NO surprise that Keir Starmer won the Winter Fuel Payment vote with a whopping 120 majority, but this has been an exercise in bad politics.

It is also no surprise that there are big black holes in Britain’s finances. During the election campaign, in this space, we regularly repeated the Institute for Fiscal Studies’ warning that both Labour and Conservative were involved in a “conspiracy of silence” by not being honest with the electorate about the state of the public finances.

So we accept tough decisions have to be made.

We also accept that well-off pensioners should not be receiving this benefit as they do not need it. Labour is right to look at ending the universality of the payment.

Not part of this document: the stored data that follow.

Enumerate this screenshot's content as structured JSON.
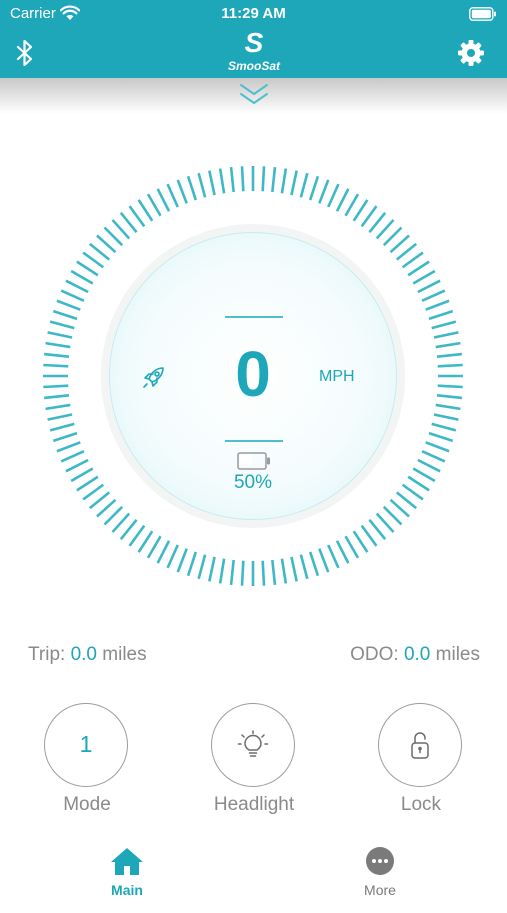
{
  "status_bar": {
    "carrier": "Carrier",
    "time": "11:29 AM"
  },
  "header": {
    "logo_mark": "S",
    "logo_text": "SmooSat"
  },
  "gauge": {
    "speed": "0",
    "unit": "MPH",
    "battery_percent": "50%",
    "battery_level": 0.5
  },
  "stats": {
    "trip_label": "Trip:",
    "trip_value": "0.0",
    "trip_unit": "miles",
    "odo_label": "ODO:",
    "odo_value": "0.0",
    "odo_unit": "miles"
  },
  "controls": {
    "mode_value": "1",
    "mode_label": "Mode",
    "headlight_label": "Headlight",
    "lock_label": "Lock"
  },
  "tabs": [
    {
      "label": "Main"
    },
    {
      "label": "More"
    }
  ],
  "colors": {
    "accent": "#1da7b8",
    "tick_color": "#3db8c7",
    "text_gray": "#8a8a8a"
  }
}
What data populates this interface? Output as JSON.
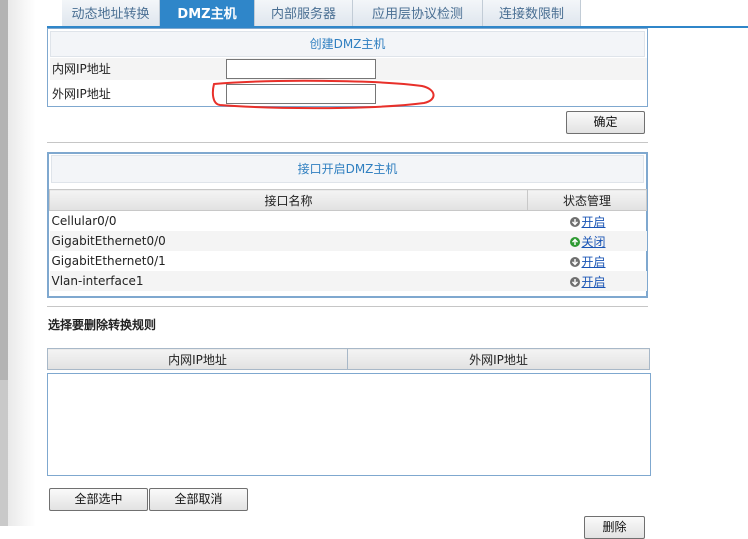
{
  "tabs": [
    {
      "label": "动态地址转换",
      "active": false
    },
    {
      "label": "DMZ主机",
      "active": true
    },
    {
      "label": "内部服务器",
      "active": false
    },
    {
      "label": "应用层协议检测",
      "active": false
    },
    {
      "label": "连接数限制",
      "active": false
    }
  ],
  "create_dmz": {
    "title": "创建DMZ主机",
    "inner_ip_label": "内网IP地址",
    "inner_ip_value": "",
    "outer_ip_label": "外网IP地址",
    "outer_ip_value": "",
    "confirm_label": "确定"
  },
  "interface_dmz": {
    "title": "接口开启DMZ主机",
    "columns": [
      "接口名称",
      "状态管理"
    ],
    "rows": [
      {
        "name": "Cellular0/0",
        "action": "开启",
        "icon": "gray-down-arrow-icon"
      },
      {
        "name": "GigabitEthernet0/0",
        "action": "关闭",
        "icon": "green-up-arrow-icon"
      },
      {
        "name": "GigabitEthernet0/1",
        "action": "开启",
        "icon": "gray-down-arrow-icon"
      },
      {
        "name": "Vlan-interface1",
        "action": "开启",
        "icon": "gray-down-arrow-icon"
      }
    ]
  },
  "delete_rules": {
    "heading": "选择要删除转换规则",
    "columns": [
      "内网IP地址",
      "外网IP地址"
    ],
    "select_all_label": "全部选中",
    "deselect_all_label": "全部取消",
    "delete_label": "删除"
  },
  "colors": {
    "accent": "#2f86c9",
    "annotation": "#e8302a"
  }
}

But, as MP after MP from all sides of the House said yesterday, there are going to be pensioners on the margins who are going to lose the payment and who are going to struggle to heat their homes this winter.

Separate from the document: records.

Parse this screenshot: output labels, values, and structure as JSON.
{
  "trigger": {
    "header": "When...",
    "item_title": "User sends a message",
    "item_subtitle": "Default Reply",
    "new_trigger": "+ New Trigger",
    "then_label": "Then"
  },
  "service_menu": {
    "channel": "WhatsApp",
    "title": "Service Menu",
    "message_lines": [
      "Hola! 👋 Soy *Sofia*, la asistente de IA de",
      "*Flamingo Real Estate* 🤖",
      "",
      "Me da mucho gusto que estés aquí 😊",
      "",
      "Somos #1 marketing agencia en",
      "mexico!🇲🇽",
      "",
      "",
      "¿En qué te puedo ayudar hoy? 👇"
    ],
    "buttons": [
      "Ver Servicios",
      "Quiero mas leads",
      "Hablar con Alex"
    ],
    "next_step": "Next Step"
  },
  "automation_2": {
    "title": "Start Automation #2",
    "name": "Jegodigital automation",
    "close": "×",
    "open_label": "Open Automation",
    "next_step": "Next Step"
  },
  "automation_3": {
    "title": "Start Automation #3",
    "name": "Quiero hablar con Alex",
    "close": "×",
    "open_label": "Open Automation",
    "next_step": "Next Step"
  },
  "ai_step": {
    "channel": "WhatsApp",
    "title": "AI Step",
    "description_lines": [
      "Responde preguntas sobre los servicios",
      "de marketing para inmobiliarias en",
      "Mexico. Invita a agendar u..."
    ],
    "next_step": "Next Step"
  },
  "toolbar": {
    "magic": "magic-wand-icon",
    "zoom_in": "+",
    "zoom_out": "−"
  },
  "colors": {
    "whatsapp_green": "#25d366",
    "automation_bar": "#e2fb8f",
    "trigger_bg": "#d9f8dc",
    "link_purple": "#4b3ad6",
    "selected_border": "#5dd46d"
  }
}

Labour should have had a proper campaign to get people to sign up for pension credit, which makes them eligible for the payment, before withdrawing the allowance – this is putting the cart before the horse.

It should also have worked out a more sophisticated way of ensuring needy people get some help. At the moment, there is a cruel cliff edge over which not-especially-wealthy pensioners are going to plummet into a cold sea.

But the worst aspect of the politics for Labour is that the Tories – so soon after a thorough thrashing at the polls – have been granted the moral high ground. If they select a decent leader, one of their first attack lines will be on Labour taking from old people, and that is never a good look.